Kom El Hetan, Thutmoses III and Karnak – from the West to the East Bank
A few days of work have happened since the last blog, and plenty has happened since the weekend. The team woke up on Monday to find that it had been raining all night in Luxor, and it continued until the middle of the morning. So much so in fact that a huge pool of water developed next to the flat entrance. The inadequate drainage meant that around 3pm a van turned up and pumped the water away.
The poor weather, pretty incredible by Luxor standards, prevented any fieldwork that day (everything shut down, and it seemed pointless to survey using ERT and GPR on the West Bank) so a day of office work was planned instead.
By Tuesday morning the weather had improved, although a strong northerly wind was blowing, pushing that morning’s balloon parties on the West Bank across to South Luxor. The view from the balcony at 6.40am showed them going over the football ground next to the flat, and at least one landed in the fields along the Nile on the road to work.
Our work on Tuesday comprised finishing the survey at Kom el Hetan, then running GPR along last year’s ERT profile 4, and conducting some tests of the ERT equipment in the centre of the profile, around one of Wilkinson’s ‘mounds’. The last GPR at Kom el Hetan was covered, and we put a station in for the Colossi team using the GPS. On the way back to the van a disturbance broke out among the workmen on site, and it turned out that a cobra had been disturbed mong the crates and pieces of statue in the third court.
A small crowd gathered, and one of the workmen, speaking to the snake, lured it out of the masonry to the edge of the area, the cobra turning different ways and spitting venom. We had to head back to the van, but the cobra was eventually ‘dispatched’ on site.
We then headed to P4 near the Ramesseum and ran the GPR over the profile, then commenced ERT. The main part of the day’s work was also the GPR and magnetometry to the east of the temple of Thutmoses III to the north. We ran the GPR over the entire area in the end, some 44m by 40m, over 3km of profile. The raw profiles seem to indicate anomalies on the axis of the excavated temple remains to the west.
Yesterday saw the team transition to the East Bank and Karnak temple.

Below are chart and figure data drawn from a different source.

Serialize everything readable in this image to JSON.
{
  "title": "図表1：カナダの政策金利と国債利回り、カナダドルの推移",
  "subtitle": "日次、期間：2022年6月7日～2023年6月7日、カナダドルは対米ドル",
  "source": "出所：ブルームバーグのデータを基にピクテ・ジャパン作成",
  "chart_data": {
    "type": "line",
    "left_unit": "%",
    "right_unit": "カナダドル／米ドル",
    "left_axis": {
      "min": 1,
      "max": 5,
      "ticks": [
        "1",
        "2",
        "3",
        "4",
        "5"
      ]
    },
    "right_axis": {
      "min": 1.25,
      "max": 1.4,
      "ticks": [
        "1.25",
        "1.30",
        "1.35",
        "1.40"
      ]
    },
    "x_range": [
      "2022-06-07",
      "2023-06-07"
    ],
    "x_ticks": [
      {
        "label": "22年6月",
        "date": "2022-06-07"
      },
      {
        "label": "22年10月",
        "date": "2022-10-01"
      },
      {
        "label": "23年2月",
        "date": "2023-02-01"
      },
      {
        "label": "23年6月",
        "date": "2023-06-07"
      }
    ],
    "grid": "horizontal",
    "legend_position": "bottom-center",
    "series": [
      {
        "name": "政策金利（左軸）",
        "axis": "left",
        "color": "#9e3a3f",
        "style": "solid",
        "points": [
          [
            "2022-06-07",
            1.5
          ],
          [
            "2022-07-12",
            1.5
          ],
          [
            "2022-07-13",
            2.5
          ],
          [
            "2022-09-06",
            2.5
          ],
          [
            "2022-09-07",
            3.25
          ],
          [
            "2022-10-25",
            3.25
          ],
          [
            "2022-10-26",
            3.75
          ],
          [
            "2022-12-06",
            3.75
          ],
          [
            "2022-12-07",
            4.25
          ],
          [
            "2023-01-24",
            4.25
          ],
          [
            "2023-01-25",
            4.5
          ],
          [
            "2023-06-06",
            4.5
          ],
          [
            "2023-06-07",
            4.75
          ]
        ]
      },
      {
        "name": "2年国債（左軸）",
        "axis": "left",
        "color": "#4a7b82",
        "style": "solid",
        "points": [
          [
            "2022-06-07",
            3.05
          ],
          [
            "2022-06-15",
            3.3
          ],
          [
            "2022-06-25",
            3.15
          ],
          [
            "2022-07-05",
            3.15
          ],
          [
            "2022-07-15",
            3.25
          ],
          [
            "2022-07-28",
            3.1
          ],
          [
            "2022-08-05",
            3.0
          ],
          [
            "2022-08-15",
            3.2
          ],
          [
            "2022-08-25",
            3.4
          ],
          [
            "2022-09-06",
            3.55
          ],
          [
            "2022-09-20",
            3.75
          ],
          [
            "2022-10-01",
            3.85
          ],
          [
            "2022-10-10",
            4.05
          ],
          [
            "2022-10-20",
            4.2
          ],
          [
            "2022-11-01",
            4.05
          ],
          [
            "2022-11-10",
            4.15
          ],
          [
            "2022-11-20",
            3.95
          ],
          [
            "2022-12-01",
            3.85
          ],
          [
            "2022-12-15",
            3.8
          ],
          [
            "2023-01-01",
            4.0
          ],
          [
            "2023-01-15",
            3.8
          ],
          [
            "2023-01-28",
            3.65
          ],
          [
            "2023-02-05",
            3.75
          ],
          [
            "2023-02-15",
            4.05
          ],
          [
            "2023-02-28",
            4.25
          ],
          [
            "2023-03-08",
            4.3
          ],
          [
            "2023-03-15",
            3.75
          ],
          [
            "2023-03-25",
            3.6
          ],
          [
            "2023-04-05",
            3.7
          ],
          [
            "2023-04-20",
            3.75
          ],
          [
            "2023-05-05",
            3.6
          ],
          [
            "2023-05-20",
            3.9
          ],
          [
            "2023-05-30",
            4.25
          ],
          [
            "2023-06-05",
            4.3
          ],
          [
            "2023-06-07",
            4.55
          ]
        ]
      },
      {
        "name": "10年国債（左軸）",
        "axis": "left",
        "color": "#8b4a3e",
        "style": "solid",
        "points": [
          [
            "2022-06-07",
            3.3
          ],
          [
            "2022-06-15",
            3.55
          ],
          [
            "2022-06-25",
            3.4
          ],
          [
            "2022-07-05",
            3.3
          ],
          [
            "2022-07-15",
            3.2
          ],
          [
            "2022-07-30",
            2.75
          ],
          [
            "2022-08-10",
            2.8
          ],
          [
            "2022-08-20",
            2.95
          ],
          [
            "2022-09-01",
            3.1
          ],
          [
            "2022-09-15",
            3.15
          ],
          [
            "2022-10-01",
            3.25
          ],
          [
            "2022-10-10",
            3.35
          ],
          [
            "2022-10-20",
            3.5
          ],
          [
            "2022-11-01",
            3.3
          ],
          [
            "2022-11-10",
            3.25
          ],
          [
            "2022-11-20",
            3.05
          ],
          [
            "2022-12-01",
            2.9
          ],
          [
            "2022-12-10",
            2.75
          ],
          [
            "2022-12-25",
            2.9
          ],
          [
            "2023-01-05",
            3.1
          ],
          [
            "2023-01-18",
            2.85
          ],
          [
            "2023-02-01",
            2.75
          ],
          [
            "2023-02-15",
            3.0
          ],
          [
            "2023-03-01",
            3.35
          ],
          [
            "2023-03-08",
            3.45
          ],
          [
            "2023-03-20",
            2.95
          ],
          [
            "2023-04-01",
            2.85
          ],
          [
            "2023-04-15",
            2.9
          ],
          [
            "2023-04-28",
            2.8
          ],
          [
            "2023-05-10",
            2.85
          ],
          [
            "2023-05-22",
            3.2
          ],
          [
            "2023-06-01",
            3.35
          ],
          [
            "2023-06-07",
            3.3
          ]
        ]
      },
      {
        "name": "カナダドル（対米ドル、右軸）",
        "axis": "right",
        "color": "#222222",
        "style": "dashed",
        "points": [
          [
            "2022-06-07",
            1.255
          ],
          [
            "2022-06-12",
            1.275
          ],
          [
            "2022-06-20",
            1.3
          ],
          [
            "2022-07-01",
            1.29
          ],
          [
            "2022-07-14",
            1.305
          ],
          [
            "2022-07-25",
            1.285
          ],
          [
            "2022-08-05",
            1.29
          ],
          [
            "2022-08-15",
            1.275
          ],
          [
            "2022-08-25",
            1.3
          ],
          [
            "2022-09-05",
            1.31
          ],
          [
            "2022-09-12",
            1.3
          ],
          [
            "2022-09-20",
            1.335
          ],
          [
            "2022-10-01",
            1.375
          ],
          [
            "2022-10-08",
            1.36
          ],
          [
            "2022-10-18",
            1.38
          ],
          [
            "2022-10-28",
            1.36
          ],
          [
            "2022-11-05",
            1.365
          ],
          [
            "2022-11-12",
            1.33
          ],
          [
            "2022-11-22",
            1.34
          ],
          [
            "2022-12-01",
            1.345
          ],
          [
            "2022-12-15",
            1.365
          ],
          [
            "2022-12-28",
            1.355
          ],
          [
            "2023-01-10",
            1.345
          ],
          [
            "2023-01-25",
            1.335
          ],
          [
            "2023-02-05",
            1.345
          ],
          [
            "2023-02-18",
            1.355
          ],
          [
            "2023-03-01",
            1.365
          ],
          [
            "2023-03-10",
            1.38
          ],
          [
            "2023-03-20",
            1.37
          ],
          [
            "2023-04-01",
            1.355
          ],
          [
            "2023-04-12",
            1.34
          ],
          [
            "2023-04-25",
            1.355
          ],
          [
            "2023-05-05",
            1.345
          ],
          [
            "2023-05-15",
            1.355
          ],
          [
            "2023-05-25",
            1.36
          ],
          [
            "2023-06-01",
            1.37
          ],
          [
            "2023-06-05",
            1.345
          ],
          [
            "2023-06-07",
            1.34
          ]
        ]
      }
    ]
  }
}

We set up the GPS base station again on the West Bank at Reis Ali’s house, then used this to establish a new station on the roof of Chicago House on the East Bank. We finished the day surveying with ERT and GPR at Karnak, running the GPR on two profiles across the temple axis, one of these through the hyperstyle hall, with Dom on the GPR console, and Reis Alaa and Yusuf pulling the antenna.
The survey made interesting viewing for the crowds of tourists pcoming iinto the hall by the mid-afternoon. Some anomalies were found along these (over 650m) lengthy profiles, and these will help us to plan the work here in the coming days. More back at Karnak this morning!